O Congresso dos Conservadores

romanos.jpg



Parece-me dramaticamente insuportável, os contornos kafkianos inerentes à organização e consequente realização do congresso do MLSTP/PSD e, percebo a inquietação ou sobressalto dos críticos do referido evento. Por isso mesmo, algumas evidências relacionadas com o congresso em causa merecem referências.
Em primeiro lugar, nunca se falou e especulou tanto, na comunicação social, nos corredores do poder, nas conversas de taberna e afins, sobre as virtudes, defeitos, negociatas, truques, organização e malabarismos político, pessoal e institucional, no período anterior à realização de um congresso partidário no país, como neste caso. Sendo isto aparentemente benéfico, até pela história e importância local do partido em causa, os seus dirigentes preferiram a autoflagelação em detrimento da glória, a aparência no lugar da substância e a continuidade em vez de ruptura, perdendo com isso, uma boa oportunidade para acelerar reformas no partido em causa e no próprio país.
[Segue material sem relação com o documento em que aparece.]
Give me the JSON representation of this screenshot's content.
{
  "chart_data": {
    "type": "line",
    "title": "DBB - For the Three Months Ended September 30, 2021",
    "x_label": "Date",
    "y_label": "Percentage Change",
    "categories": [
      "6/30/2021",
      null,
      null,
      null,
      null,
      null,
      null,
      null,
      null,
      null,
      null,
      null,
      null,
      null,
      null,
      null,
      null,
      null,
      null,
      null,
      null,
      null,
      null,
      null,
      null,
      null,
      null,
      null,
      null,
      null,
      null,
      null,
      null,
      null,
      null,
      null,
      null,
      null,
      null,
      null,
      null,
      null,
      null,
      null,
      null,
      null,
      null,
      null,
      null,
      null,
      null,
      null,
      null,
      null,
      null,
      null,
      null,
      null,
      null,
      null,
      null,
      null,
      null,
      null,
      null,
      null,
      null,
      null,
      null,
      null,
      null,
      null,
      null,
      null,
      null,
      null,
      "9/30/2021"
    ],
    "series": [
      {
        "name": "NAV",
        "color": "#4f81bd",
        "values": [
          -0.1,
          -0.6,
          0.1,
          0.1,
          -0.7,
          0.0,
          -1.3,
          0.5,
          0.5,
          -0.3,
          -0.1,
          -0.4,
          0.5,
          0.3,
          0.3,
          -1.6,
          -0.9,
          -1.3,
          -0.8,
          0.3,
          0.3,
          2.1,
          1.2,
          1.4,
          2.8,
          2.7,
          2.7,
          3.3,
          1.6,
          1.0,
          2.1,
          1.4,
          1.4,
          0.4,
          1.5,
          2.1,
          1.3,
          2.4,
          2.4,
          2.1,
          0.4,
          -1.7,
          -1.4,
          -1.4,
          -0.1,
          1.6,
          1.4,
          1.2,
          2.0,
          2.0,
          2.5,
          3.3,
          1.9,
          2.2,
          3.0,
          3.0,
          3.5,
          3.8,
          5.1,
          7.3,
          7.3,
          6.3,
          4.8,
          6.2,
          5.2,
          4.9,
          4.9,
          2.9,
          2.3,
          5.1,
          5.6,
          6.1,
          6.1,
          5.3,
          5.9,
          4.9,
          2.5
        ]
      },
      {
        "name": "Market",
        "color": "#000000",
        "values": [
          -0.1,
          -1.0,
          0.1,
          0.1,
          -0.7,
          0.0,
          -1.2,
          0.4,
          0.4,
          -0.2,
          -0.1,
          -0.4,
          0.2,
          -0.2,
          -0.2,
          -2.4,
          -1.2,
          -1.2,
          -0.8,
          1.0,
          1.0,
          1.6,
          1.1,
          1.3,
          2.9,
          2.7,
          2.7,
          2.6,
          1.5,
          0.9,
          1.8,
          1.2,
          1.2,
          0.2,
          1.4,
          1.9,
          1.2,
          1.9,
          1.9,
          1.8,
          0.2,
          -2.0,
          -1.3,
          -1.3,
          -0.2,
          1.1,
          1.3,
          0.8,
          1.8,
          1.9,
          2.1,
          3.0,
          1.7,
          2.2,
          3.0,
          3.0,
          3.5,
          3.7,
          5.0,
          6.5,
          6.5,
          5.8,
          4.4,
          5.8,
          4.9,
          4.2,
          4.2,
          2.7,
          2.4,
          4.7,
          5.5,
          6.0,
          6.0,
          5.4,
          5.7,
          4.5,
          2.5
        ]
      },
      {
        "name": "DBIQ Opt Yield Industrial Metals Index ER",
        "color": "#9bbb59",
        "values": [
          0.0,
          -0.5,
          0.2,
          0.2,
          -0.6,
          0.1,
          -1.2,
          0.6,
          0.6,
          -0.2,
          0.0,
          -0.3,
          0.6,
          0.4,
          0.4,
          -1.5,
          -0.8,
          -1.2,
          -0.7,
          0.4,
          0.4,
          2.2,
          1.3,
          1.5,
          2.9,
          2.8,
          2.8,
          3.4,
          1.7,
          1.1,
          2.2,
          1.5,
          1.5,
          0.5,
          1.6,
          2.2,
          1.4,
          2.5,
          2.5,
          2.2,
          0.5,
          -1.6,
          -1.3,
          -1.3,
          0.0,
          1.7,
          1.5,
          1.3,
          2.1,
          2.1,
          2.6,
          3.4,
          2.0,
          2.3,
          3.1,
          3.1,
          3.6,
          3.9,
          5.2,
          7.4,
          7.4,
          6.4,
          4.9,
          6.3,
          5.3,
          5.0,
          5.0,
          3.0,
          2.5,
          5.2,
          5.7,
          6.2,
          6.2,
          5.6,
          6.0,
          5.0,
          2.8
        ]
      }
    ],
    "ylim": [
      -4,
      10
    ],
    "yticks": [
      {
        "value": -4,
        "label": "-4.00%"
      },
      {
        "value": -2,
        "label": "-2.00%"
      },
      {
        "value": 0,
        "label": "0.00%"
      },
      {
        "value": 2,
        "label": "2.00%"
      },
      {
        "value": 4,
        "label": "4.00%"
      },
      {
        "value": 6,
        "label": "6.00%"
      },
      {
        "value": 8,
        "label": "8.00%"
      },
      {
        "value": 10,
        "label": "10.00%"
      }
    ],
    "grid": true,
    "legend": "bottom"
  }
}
Por mais ruídos que vozes embriagadas de um saudosismo paroquial, façam chegar aos céus, desesperos inerentes à despedida do criador da “espécie” em causa, ele mesmo, em carne e osso, já se encarregou de dizer bem alto do seu posto de timoneiro que, “…não me vou recandidatar nem me despedir de vós…” (sic) prometendo vigilância e controle apertado aos actuais detentores do poder, directamente do seu posto ou núcleo de base em Pantufo.
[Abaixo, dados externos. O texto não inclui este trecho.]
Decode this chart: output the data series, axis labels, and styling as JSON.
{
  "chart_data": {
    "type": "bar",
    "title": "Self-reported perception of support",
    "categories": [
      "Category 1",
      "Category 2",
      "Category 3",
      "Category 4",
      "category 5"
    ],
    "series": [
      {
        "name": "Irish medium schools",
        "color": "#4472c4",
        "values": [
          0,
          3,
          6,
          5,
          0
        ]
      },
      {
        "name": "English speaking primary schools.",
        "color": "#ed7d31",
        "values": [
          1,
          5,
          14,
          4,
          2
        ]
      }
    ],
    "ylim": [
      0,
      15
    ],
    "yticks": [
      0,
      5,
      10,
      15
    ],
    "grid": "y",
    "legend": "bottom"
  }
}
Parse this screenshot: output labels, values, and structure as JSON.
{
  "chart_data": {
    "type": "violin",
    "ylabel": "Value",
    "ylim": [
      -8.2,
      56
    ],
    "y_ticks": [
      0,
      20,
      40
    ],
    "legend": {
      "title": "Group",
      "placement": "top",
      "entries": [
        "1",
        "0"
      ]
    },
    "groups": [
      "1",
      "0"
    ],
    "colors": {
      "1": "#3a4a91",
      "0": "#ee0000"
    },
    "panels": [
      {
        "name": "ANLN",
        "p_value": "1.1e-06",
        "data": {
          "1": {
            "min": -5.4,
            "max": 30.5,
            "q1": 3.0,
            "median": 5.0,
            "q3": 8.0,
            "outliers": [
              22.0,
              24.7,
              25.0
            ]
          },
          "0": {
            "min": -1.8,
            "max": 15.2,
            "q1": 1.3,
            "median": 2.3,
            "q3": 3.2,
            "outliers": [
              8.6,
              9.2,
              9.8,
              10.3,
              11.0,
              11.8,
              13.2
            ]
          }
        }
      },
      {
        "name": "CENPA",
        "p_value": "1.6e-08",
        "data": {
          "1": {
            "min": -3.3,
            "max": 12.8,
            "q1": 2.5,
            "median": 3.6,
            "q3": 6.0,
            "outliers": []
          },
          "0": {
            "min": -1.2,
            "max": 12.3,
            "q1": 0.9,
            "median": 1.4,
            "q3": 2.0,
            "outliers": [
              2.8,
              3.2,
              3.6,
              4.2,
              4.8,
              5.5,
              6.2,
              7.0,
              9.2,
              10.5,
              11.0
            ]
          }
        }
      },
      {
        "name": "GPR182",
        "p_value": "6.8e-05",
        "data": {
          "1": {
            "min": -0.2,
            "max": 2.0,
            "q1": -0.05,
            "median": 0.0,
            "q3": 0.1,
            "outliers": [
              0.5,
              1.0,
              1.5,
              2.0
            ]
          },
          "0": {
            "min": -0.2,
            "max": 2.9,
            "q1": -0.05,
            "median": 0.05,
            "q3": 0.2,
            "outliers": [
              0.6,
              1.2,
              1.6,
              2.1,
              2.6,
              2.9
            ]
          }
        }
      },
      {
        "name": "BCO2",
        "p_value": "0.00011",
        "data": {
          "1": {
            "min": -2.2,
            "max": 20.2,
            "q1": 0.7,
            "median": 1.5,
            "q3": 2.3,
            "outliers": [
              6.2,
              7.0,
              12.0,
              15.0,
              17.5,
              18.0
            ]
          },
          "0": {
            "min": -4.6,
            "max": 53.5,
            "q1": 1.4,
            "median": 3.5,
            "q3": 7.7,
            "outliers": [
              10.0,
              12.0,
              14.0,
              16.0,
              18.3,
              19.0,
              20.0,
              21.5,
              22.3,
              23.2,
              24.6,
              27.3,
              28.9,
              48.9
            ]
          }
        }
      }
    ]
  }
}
Em segundo lugar, parece-me absolutamente evidente que, a vontade expressa e reiteradamente propagada pelos órgãos e dirigentes do partido em causa, de sobrevalorização da ideia e objectivos inerentes à renovação dos quadros, métodos e práticas no interior do mesmo, com a realização do evento em causa, ficou muito aquém do razoavelmente esperado, por culpa dos propalados renovadores e indolência meticulosa dos barões da corte. É óbvio que, a conjuntura política e a consequente essência estratégica, premeditadamente assumida, de diluição de antagonismos internos estéreis, favorecedor de uma imagem externa de união, rumo aos combates eleitorais que se avizinham, contribuíram voluntária ou involuntariamente para a manutenção do status quo vigente. Se isto resolve aparentemente os problemas momentâneos do partido, parece-me no entanto, perfeitamente prejudicial aos interesses do país, na medida que, o partido em causa, perdeu uma grande oportunidade de se confrontar consigo próprio e com as suas capacidades, preferindo definir as suas posições e estratégias, somente como reacção ao que os outros fazem ou pensam fazer, num futuro político e eleitoral próximo, aceitando atitudes e procedimentos de risco máximo para a conquista do poder. Como é que um partido importante e com vocação de poder como o MLSTP/PSD pode contribuir para o enraizamento da democracia política na nossa sociedade, ajudando assim a construir um futuro de liberdade para todos nós, conservando no seu seio, vícios e tiques antitéticos ao sistema político vigente no país ?
Não me apetece momentaneamente, relembrar Rosa Luxemburgo e as suas discussões com Lenine, porque provavelmente, os barões do MLSTP/PSD conhecem-na melhor do que eu. No entanto, ela dizia que “… a liberdade é sempre unicamente liberdade para quem pensa de outro modo. Não é por fanatismo de “justiça”, senão porque tudo o que possa haver de instrutivo, saudável e purificador na liberdade política, depende dela, e perde toda a eficácia quando a “liberdade” se torna um privilégio…”
Neste congresso, os conservadores não terão tido um tratamento privilegiado de liberdade em detrimento dos renovadores ? Como é que se pode fazer referência ou alusão às várias correntes de opinião ou tendências existentes no seio do partido, (renovadores / conservadores) como Pinto da Costa fizera no seu discurso de abertura, e ao mesmo tempo, diluir ou suprimir a manifestação dessas correntes e do seu antagonismo no seio do partido, através de tentativas forçadas ou aparentes de construção de unidade ? Isto só é possível e compreensível à custa de direitos de participação e sobretudo de decisão que, constituem essência de qualquer sistema democrático. A diferença gritante entre votos expressos e contabilizados que contribuíram para a eleição do actual Presidente do partido e o número de delegados ao congresso em causa, não será sintoma dessa fragilidade ?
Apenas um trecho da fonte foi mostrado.